Rachel Jones, a financial investigations official with Pittsburgh-based Highmark Blue Cross and Blue Shield, said that although patient-brokering has been happening for years there are still few controls in place to catch fraudulent enrollments before the plans have been approved unless the patient broker is a repeat offender who has already been flagged.
Jones said the CMS is trying to tighten upfront verification of applicants during the special enrollment periods. This is when the fraudulent brokers are more likely to strike citing a major life change like a permanent move, and then setting up a false address that may lead to a vacant lot or a house listed for sale. Highmark also hired a vendor to try to capture likely fraudulent addresses as soon as possible. But that takes time: it involves finding the person who is supposedly signing up for an exchange plan and seeking proof of identity after a fraudulent broker has used a false address.
“A lot of times when we try to reach out we don’t hear back,” Jones said. “It’s hard to track down the people at the time of enrollment.”
Once Highmark concludes that a plan is fraudulent, the company then has to prove it to the CMS so that the plan can be rescinded.

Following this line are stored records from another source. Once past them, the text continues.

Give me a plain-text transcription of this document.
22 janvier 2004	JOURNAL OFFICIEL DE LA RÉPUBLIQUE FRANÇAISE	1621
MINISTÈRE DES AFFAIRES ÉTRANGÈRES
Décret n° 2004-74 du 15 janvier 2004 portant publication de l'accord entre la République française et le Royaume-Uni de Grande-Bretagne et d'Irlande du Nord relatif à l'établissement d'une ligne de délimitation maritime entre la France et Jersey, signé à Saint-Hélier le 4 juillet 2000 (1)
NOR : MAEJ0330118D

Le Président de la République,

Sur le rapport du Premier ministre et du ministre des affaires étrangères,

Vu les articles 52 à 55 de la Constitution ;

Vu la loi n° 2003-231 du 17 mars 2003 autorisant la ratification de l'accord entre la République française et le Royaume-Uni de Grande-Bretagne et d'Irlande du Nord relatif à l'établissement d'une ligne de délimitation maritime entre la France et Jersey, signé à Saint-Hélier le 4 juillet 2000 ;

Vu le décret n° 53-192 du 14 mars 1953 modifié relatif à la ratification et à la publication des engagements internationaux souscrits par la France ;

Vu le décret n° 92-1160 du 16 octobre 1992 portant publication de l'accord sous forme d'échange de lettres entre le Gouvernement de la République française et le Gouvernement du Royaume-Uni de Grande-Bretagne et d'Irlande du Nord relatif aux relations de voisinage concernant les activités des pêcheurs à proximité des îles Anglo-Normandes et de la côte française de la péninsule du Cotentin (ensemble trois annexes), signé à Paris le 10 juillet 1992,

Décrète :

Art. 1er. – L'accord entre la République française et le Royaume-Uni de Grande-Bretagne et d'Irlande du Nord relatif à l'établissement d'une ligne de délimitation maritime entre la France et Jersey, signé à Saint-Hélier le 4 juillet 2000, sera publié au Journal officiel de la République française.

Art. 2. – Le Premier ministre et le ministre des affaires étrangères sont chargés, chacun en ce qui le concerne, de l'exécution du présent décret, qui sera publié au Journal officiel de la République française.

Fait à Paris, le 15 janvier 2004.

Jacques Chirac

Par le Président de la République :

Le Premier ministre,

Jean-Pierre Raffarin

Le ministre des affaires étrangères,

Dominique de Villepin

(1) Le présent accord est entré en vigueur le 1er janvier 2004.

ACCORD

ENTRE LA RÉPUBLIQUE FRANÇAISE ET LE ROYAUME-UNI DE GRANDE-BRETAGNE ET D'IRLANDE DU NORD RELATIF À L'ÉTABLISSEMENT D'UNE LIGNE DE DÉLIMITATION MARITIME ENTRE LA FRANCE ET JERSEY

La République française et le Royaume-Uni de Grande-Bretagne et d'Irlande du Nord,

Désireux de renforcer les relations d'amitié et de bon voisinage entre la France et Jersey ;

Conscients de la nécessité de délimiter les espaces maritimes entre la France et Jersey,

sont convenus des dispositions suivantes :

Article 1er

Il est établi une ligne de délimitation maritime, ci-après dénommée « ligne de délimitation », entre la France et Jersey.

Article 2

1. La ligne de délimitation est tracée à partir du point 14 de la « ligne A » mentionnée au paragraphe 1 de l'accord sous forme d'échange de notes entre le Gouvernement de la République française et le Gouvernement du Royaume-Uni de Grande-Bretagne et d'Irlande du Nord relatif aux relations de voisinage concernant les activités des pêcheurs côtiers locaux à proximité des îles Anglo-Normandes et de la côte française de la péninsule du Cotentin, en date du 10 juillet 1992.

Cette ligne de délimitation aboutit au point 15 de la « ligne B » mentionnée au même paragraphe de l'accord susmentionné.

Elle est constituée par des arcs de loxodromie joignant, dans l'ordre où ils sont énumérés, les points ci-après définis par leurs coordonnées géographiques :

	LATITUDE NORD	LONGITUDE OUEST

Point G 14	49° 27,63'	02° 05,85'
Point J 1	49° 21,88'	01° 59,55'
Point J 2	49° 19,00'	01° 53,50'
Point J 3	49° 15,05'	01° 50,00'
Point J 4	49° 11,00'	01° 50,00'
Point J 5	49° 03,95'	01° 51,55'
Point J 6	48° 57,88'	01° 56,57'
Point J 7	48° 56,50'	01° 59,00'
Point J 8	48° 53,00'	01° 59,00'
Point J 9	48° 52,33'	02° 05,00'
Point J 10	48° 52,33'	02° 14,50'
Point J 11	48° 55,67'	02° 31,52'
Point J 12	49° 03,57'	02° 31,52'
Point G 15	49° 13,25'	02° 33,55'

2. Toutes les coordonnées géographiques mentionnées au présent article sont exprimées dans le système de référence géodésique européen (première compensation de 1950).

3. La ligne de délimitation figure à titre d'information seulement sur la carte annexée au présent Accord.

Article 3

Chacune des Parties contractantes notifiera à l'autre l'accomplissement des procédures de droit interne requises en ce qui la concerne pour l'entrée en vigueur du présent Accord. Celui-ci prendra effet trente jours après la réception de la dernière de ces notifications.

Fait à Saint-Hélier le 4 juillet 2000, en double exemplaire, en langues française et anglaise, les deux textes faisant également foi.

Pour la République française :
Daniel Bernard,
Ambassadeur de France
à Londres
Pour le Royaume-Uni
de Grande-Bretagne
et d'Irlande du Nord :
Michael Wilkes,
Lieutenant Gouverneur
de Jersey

Before the CMS can remove a person from the insurer’s rolls, Highmark must fully document the fraud and hand over supporting documents that essentially audit the request.
Jones declined to give a typical time frame for how long this rescission can take, but said the cases her division is working on “aren’t necessarily present day.” A consultant who works extensively with plans on the issue said the process can drag on for months. Michael Adelberg, a former CMS official who now works as a consultant with the Washington firm Faegre Baker Daniels, said the “common appraisal from the qualified health plans is that this process is not yet very efficient or transparent.”
Patient-brokering has become a major rallying point for insurers. For Tuesday’s hearing, America’s Health Insurance Plans submitted a statement for the record that reiterated the industry push for a policy to deal what the group calls a “serious, potentially widespread issue that needs to be addressed with serious solutions.”
“These fraudulent, abusive practices not only put patients’ lives in grave danger, but they also make it more difficult for people to afford their coverage and care,” AHIP said. “These practices raise overall health system costs and increase premiums for everyone, not just those who are sent to ‘sober homes.’ ”
Some states are discussing policies that could mitigate the practice. The California Legislature, whose legislative session runs through August, is considering a measure to curb third-party payments.
The bill, introduced by Democratic state Sen. Connie Leyva, would limit use of third-party payments specifically for substance use treatment facilities and dialysis clinics. The measure faces a hefty lobbying battle with the dialysis industry, where third-party payments are common to move Medicaid patients into private insurance plans. But Holland from Blue Cross and Blue Shield Association said the industry sees the California bill as one of the strongest proposals out there that could prevent substandard treatment centers from paying premiums to recruit patients.
“If facilities have financial gain in getting the patient insured, they shouldn’t be the person paying the premiums, and it is through that, some of the third-party payments, that we’re seeing people encouraged and enticed into facilities,” Holland said.
But, she noted, the issue of patient-brokering is complicated, particularly because it falls within the overarching crisis of widespread opioid use, and there is no easy answer.
“It’s an imperfect system that we’re working to remedy,” Holland said.